Shostack + Friends Blog Archive


Lycos' attack spammers@home

I’d like to add one bit about Lycos’ new attack spammers screensaver. Ed Felten writes most of what needs to be said about it:

This is a serious lapse of judgment by Lycos. For one thing, this kind of vigilante attack erodes the line between the good guys and the bad guys. Spammers are bad because they use resources and keep people from getting to the messages they want to read. If you respond by wasting resources and keeping people from getting to the websites they want to read, it’s hard to see what separates you from the spammers.

This kind of attack can be misdirected at innocent parties. The article says that Lycos is attacking sites on the SpamCop blocklist. That doesn’t fill me with confidence — this site has been on the SpamCop blocklist at least once, despite having nothing at all to do with spam. (The cause was an erroneous complaint, coupled with a hair-trigger policy by SpamCop.)

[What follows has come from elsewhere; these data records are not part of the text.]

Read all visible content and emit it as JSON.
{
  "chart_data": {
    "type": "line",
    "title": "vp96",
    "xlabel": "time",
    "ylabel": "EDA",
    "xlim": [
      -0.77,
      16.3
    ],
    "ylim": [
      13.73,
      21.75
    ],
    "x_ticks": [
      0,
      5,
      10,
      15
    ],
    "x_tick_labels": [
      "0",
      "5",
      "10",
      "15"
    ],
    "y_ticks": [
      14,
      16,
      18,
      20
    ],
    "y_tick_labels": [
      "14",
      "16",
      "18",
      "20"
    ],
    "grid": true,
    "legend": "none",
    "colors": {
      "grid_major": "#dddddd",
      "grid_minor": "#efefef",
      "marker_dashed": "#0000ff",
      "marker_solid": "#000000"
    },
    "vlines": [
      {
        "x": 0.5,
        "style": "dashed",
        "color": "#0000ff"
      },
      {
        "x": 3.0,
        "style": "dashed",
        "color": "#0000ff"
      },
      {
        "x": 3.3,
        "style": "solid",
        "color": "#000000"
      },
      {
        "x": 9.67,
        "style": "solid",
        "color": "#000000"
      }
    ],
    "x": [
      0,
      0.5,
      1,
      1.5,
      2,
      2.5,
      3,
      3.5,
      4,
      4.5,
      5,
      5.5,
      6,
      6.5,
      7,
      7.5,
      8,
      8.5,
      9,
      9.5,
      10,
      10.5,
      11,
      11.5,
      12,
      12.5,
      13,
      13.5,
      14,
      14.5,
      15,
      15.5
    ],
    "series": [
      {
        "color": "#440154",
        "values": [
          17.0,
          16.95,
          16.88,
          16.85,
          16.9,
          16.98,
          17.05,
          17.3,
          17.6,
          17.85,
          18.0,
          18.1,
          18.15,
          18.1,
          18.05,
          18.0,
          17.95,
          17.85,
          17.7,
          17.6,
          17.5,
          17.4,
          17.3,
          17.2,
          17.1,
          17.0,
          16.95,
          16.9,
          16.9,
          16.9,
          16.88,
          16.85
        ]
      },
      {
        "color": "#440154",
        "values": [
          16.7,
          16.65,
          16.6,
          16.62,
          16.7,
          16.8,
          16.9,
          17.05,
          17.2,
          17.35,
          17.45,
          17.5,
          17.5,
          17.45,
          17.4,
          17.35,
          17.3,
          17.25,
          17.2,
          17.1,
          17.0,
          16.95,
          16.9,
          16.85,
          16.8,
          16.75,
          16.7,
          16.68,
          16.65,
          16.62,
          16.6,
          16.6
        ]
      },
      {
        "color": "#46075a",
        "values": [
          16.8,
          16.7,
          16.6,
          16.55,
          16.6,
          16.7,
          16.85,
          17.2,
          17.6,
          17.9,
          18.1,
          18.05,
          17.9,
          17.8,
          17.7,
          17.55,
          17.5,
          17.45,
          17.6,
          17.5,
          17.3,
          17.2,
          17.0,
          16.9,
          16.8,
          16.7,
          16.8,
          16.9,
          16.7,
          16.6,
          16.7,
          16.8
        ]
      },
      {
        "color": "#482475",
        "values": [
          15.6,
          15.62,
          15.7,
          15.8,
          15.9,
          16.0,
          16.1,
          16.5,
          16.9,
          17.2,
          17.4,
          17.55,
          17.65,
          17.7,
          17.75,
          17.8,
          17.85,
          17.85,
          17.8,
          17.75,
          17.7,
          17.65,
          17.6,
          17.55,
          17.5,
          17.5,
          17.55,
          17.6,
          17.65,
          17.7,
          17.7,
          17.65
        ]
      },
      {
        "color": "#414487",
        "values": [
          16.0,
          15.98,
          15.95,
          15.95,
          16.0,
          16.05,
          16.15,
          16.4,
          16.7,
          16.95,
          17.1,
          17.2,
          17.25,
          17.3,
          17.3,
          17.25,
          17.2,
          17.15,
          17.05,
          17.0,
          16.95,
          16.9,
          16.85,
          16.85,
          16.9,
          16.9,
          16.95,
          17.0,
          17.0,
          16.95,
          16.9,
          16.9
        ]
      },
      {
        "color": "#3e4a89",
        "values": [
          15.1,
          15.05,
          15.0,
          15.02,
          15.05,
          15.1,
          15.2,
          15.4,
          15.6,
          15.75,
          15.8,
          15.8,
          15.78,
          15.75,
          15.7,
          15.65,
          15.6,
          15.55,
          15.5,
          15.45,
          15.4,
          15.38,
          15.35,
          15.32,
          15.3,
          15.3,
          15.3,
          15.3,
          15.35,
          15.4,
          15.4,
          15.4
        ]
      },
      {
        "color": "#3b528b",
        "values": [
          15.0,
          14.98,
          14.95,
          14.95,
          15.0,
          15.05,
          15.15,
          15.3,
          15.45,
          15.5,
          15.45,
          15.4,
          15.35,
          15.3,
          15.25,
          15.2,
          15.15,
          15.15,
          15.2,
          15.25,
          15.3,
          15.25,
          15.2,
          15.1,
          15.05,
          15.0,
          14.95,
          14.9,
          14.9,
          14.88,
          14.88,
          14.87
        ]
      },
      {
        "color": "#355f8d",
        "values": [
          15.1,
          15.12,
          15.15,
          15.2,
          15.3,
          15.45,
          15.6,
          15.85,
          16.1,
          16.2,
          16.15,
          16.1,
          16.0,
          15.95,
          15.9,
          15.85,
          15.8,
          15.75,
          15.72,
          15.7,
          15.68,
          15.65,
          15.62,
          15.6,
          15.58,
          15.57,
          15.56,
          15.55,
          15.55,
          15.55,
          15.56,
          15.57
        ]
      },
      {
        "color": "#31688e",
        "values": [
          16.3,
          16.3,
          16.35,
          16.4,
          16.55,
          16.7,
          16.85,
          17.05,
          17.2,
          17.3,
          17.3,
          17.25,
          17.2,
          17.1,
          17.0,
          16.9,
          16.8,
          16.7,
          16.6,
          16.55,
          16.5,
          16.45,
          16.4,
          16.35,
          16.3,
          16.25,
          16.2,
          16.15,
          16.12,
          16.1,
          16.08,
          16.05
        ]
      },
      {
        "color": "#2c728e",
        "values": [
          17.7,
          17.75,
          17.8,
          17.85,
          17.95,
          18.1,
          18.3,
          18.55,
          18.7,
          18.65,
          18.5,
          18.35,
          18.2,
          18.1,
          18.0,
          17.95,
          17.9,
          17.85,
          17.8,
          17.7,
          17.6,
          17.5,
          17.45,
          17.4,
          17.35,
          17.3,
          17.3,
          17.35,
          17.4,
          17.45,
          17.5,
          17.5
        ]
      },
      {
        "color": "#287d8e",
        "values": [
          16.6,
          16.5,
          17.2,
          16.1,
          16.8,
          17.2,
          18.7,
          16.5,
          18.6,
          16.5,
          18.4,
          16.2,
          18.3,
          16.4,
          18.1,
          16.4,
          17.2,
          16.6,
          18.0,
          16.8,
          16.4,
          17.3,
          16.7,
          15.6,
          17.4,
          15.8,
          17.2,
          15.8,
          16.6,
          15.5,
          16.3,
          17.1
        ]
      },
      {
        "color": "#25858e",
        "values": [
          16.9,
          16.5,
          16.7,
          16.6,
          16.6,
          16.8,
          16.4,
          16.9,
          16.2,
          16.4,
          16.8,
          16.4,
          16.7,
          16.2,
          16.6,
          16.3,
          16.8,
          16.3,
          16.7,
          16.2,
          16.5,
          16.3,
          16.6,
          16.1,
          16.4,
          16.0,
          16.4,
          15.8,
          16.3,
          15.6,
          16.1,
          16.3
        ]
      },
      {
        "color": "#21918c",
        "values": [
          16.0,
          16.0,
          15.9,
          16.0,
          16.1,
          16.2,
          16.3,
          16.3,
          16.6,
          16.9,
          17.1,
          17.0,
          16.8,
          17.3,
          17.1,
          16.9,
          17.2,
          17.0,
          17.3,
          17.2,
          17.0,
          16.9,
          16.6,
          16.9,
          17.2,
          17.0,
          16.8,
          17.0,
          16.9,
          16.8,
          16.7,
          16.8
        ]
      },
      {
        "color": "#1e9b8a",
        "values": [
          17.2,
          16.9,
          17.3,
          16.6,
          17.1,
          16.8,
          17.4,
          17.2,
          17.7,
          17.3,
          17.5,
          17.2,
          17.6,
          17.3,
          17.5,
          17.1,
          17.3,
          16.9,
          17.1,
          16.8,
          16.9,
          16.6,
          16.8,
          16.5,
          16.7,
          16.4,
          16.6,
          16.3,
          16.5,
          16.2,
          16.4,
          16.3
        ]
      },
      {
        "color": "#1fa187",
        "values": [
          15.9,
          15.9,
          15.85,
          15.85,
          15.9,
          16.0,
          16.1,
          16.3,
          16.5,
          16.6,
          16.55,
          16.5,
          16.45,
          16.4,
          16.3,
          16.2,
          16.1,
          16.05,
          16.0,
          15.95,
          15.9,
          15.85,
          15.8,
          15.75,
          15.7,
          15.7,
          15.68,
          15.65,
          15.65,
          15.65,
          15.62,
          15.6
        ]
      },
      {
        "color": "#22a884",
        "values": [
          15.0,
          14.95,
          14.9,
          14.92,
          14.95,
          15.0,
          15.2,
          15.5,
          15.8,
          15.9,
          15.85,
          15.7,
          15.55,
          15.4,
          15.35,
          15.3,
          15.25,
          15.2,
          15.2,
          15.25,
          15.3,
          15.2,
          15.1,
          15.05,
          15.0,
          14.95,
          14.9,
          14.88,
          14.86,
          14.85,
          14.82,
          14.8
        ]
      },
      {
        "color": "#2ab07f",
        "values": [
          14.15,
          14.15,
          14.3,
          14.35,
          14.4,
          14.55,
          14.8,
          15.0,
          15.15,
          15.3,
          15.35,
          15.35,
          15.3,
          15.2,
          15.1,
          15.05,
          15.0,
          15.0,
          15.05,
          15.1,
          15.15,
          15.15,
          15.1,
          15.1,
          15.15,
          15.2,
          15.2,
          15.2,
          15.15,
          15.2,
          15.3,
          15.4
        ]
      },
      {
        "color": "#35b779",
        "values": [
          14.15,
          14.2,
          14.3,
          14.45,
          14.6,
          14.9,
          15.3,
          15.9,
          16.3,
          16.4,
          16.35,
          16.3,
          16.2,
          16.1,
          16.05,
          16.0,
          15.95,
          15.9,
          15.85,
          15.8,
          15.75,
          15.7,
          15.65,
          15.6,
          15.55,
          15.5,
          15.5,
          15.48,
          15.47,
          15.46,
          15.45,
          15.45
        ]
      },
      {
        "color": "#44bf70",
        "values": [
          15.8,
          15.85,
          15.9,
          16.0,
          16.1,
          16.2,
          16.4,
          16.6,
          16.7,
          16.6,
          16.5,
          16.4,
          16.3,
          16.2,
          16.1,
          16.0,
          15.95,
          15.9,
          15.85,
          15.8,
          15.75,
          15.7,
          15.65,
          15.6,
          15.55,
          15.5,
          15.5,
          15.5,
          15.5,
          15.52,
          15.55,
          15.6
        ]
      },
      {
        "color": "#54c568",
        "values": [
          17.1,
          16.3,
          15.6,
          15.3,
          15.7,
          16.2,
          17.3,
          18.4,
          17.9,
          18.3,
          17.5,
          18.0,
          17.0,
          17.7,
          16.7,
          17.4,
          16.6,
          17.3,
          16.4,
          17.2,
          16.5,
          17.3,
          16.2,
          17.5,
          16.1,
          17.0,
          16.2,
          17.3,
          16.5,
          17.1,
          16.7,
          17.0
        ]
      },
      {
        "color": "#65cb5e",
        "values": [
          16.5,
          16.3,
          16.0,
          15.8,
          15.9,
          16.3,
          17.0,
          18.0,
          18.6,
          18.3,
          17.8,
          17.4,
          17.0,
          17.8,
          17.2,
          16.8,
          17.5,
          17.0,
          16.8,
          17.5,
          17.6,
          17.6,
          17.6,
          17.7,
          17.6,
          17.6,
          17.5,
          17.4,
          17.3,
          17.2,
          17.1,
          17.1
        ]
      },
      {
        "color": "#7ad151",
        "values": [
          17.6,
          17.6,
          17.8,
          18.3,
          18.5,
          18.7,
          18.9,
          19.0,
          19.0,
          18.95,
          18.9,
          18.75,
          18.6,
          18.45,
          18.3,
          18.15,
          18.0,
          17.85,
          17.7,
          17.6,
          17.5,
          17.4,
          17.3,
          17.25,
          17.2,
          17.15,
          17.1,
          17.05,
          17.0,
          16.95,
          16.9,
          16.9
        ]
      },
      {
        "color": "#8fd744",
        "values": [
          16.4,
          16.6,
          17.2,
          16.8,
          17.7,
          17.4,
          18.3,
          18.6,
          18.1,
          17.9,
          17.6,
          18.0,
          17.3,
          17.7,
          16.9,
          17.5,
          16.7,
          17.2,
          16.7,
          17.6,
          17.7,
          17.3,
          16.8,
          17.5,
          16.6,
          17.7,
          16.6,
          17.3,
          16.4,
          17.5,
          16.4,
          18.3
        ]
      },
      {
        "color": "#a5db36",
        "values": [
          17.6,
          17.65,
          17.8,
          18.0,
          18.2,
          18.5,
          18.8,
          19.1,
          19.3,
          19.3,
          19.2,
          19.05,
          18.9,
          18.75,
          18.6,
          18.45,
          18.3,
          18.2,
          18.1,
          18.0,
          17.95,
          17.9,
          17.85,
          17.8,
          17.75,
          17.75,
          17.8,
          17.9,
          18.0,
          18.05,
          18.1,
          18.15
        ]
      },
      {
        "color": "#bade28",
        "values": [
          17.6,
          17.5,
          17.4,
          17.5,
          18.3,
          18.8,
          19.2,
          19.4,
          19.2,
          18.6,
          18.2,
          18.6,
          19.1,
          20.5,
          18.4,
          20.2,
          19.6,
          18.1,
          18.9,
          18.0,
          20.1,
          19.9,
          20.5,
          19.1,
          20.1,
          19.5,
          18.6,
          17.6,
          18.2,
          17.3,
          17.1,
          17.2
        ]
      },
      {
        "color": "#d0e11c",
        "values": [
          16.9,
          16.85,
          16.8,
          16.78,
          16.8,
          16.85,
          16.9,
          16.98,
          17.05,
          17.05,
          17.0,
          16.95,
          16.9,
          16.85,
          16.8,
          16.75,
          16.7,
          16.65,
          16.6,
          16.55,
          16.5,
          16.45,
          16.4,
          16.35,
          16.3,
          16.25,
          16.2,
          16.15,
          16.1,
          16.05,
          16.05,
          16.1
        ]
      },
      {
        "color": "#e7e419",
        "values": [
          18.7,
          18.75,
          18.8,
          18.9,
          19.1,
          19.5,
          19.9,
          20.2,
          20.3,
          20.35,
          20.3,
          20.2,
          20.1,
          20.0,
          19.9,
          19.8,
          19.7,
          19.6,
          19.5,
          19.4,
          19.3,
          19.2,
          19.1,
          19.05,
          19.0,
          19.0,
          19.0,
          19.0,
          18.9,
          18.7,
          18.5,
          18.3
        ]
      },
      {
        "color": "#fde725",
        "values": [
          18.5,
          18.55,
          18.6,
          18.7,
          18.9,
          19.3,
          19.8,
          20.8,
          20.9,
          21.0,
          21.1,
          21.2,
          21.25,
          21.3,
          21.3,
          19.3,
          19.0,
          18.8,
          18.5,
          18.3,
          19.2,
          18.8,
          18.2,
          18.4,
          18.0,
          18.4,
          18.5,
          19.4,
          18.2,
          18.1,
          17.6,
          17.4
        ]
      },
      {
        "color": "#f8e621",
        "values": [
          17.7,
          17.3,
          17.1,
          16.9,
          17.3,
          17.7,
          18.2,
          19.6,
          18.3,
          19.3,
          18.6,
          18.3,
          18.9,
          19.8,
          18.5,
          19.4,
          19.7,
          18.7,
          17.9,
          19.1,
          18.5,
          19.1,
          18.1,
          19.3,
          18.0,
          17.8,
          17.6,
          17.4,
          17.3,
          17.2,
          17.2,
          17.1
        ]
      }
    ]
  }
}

I’d like to add that the screensaver might somewhat usefully do nothing, while promising to strike at spammers. This gives its users the satisfaction of thinking they’re fixing the problem, without actually doing any harm. Its better to get that result by folding them into a network that applies human discrimination to the spam problem, such as the one made by Cloudmark. (Cloudmark uses a cool reputation and voting system that’s much like Google’s Pagerank: Spam is what the accurate voters say spam is. (Shades of the beauty contest problem, but that’s ok here.)

Anyway, Jordan Ritter, who’s one of the founders of Cloudmark, pointed out that people love to feel they’re involved. Lycos’ screensaver could usefully do nothing, while pretending to attack spammers. Of course, it would be far more useful to spend that CPU on evolving new anti-spam algorithms, or weather prediction, or something else.